Atera’s Gil Pekelman on building IT that fixes itself

Atera’s Gil Pekelman on building IT that fixes itself

Atera’s CEO on building AI for IT support before ChatGPT existed — and why the goal was always ‘peace and quiet’

Nicole Deslandes

February 27, 2026    4 Minutes Read


The insight that set everything in motion was deceptively simple.

When small businesses evaluated Atera’s cybersecurity tools, they kept asking the same question: “Will it bring us peace and quiet?”

In this interview, edited for length and clarity, Atera CEO and Cofounder Gil Pekelman discusses why IT teams have been stuck in reactive mode for decades, how Atera built its AI capabilities years before the generative AI boom and what it means to run an AI-native company today.

Can you talk about your career journey up to where you are now?

I’ve been in tech all my life. I was bitten by the tech bug right after university and never got rid of it. I started as an application engineer — my first-ever job in tech. My path went from digital printing into storage and later into cybersecurity, and then developed into Atera today.

I’m one of two founders; I have a cofounder for Atera. We founded the company seeing a really strong need for what we’re doing. We’re a million-dollar company today, and it’s been an amazing journey.

Tech companies are always cutting-edge. To this day, a new version of software gets me excited.

What prompted you to launch the company?

From the cybersecurity days, we were working with small and medium businesses.
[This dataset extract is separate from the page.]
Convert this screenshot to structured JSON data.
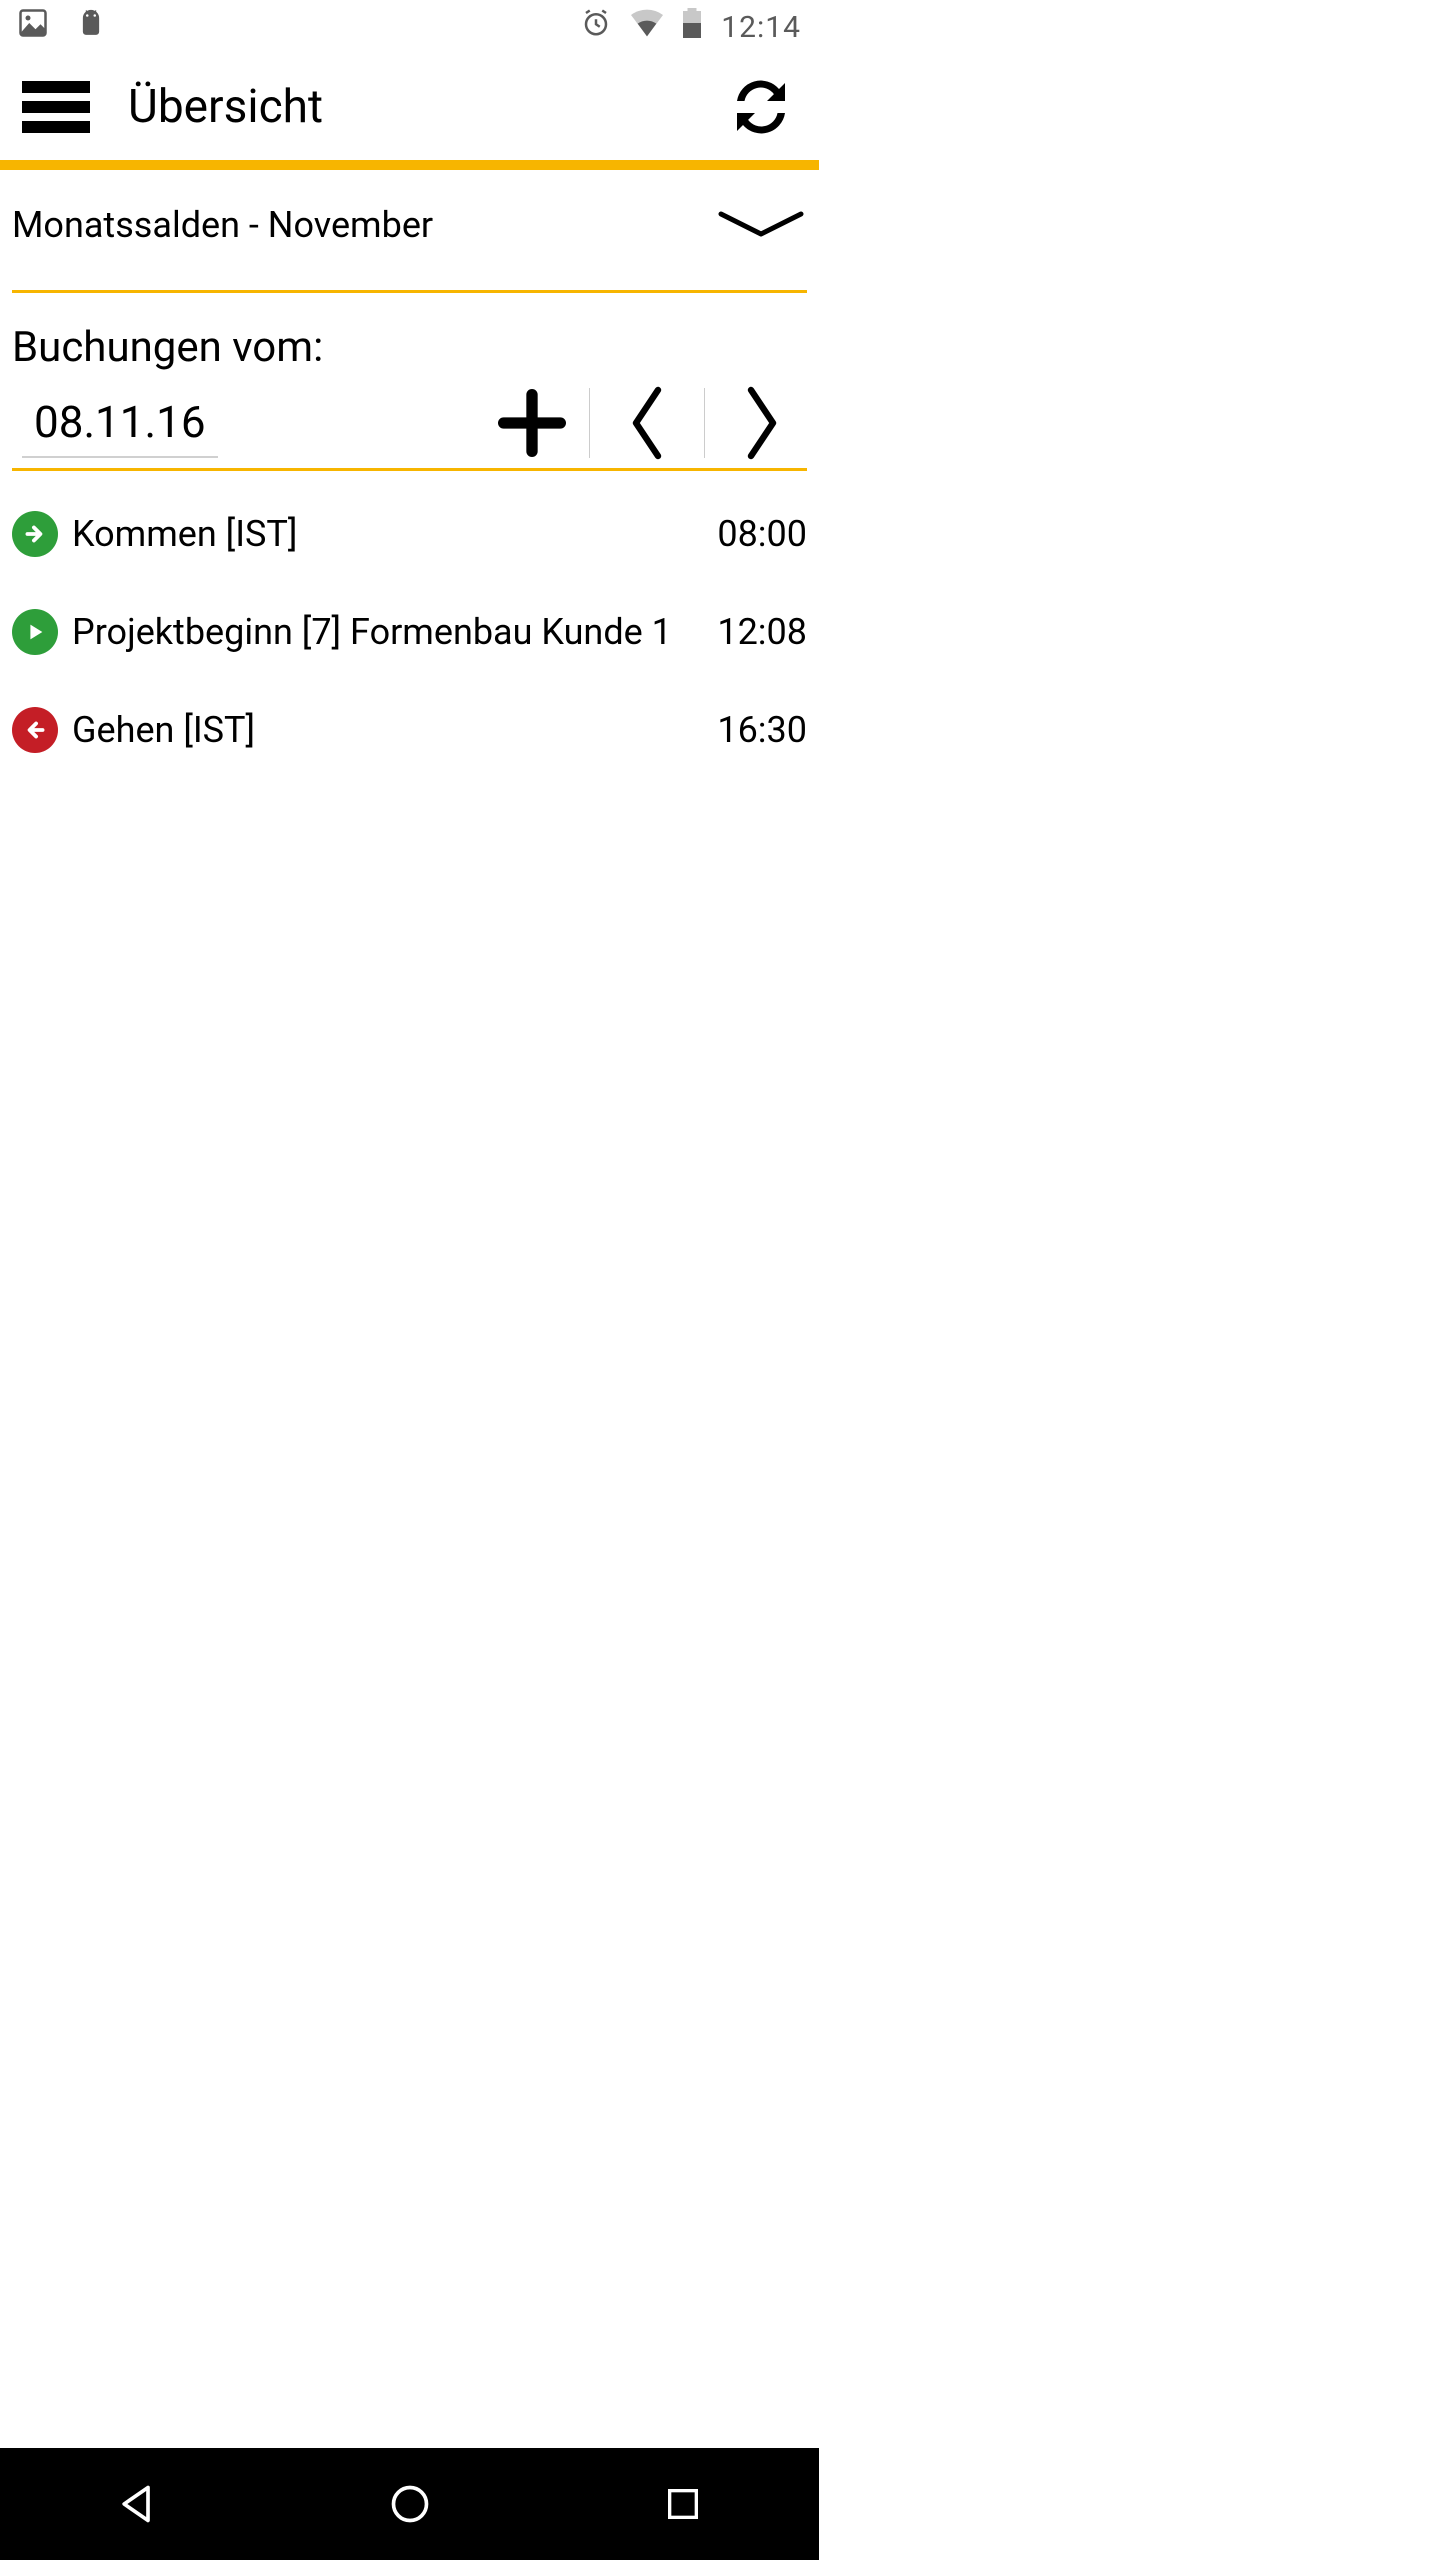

They would say, “Your product is amazing technology,” but then ask, “Will it bring us peace and quiet?”

We realized there was no intuitive, sophisticated IT management platform when we launched Atera’s first IT-specific product in 2016. We built something super intuitive — an IT person can be up and running in five minutes — and unified everything into one platform instead of multiple complicated tools.
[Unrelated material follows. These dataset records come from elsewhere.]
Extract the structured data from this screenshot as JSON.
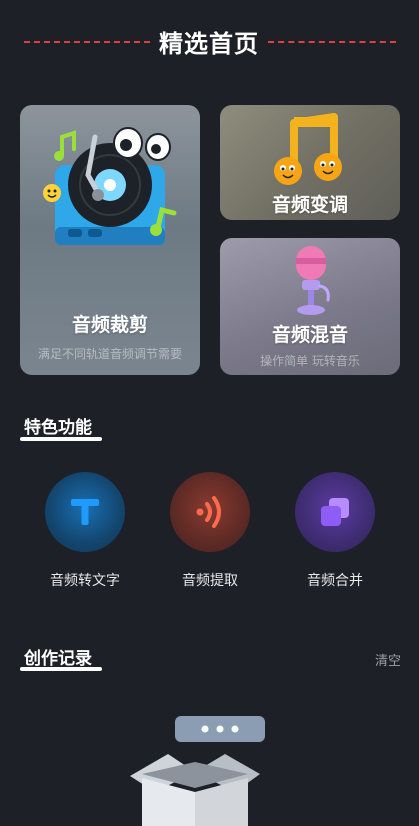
{
  "header": {
    "title": "精选首页",
    "accent_color": "#e0413f"
  },
  "cards": {
    "trim": {
      "title": "音频裁剪",
      "subtitle": "满足不同轨道音频调节需要",
      "icon": "vinyl-record-player-illustration"
    },
    "pitch": {
      "title": "音频变调",
      "icon": "music-note-illustration"
    },
    "mix": {
      "title": "音频混音",
      "subtitle": "操作简单 玩转音乐",
      "icon": "microphone-illustration"
    }
  },
  "features": {
    "title": "特色功能",
    "items": [
      {
        "label": "音频转文字",
        "icon": "text-t-icon",
        "color": "#1e9bff"
      },
      {
        "label": "音频提取",
        "icon": "sound-wave-icon",
        "color": "#ff6a4d"
      },
      {
        "label": "音频合并",
        "icon": "merge-squares-icon",
        "color": "#9d6cff"
      }
    ]
  },
  "history": {
    "title": "创作记录",
    "clear_label": "清空",
    "empty_icon": "empty-box-icon"
  }
}
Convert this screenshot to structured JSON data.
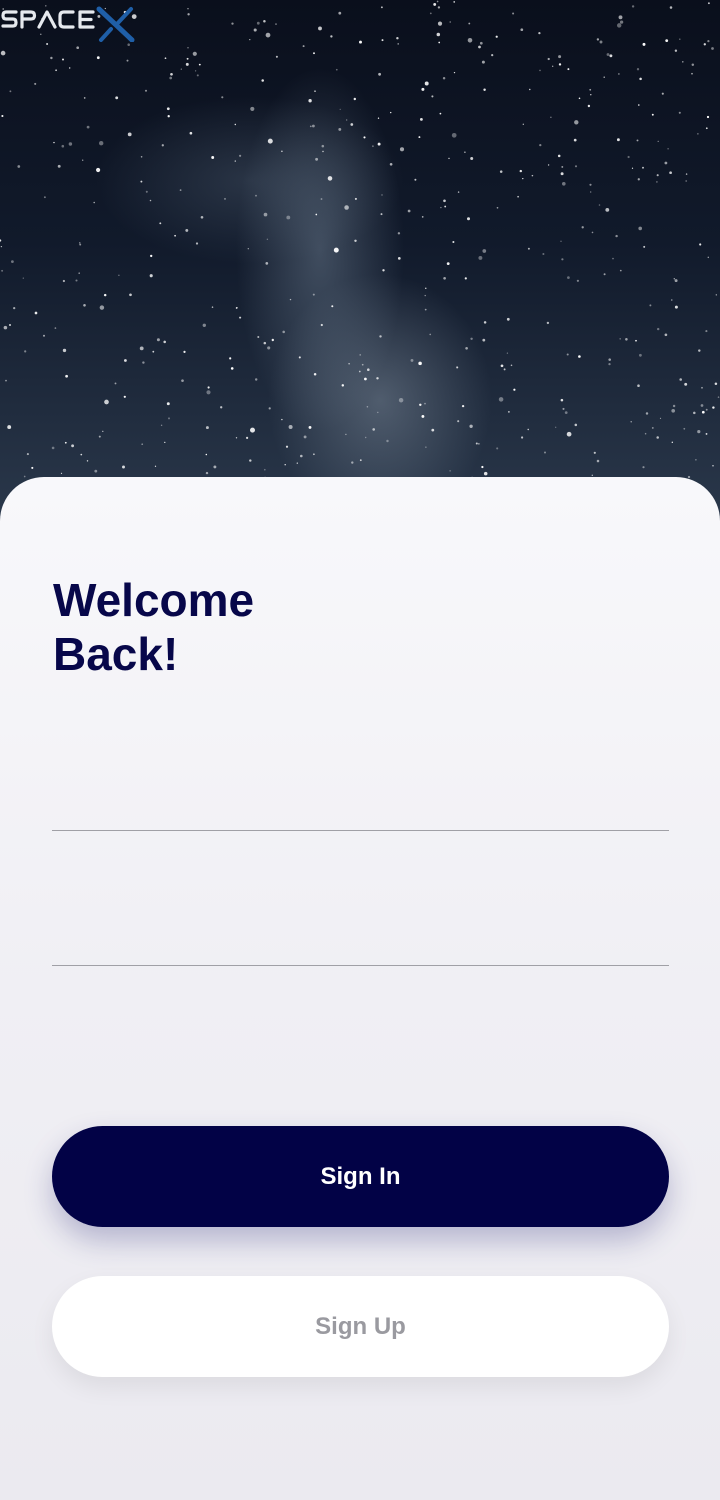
{
  "header": {
    "logo_text": "SPACEX",
    "logo_icon": "spacex-logo-icon"
  },
  "login": {
    "title_line1": "Welcome",
    "title_line2": "Back!",
    "email_value": "",
    "password_value": "",
    "sign_in_label": "Sign In",
    "sign_up_label": "Sign Up"
  },
  "colors": {
    "brand_navy": "#020246",
    "title_navy": "#07074a",
    "logo_blue": "#1f5fa8",
    "secondary_text": "#9a9aa0"
  }
}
That one sentence — “Will it bring us peace and quiet?” — showed us there was a huge market where a product didn’t exist. IT people were always reactive. We made them proactive. The core of our product is identifying problems before they happen.

How has Atera evolved since then?

Since 2017, we started developing an AI system that sits in the middle — understanding the problem, understanding how IT professionals fix it and fixing it automatically.

We launched our AI platform in May 2025. It can handle about 90% of IT tickets end-to-end. If someone says, “My computer is slow,” it diagnoses the device, the network, the internet, the software, understands the cause and fixes it.

You’re listed on three patents. Is there one you’re most proud of?

The big patent developer is my cofounder. The one I’m most proud of is the core AI infrastructure. It’s mind-boggling.

Think about IT today — you open a ticket, wait hours, someone connects remotely. Here, with AI, you have your own personal IT person. Any problem, any question, it fixes it for you. It never gets tired, never sleeps.

What stands out from the last few years at Atera?

In 2022, when we first saw it truly work, someone could write to the AI, “My computer is slow,” and the system understands, creates code and executes a solution. It felt like alien technology.

How do you use AI in everyday life and across the company?

Personally, for research, reports, presentations, strategy.

At Atera, we’re AI-native with about 60 AI projects across HR, legal, finance, R&D, product, customer support and customer success.

For example, shift scheduling: one person used to spend three days a month doing it. We built an AI app that generates schedules in seconds. That saves 36 days a year of work for one senior manager.

We have about 20 internal AI applications like that.

How do you take your coffee?

Americano, with a little bit of frothed milk on the side.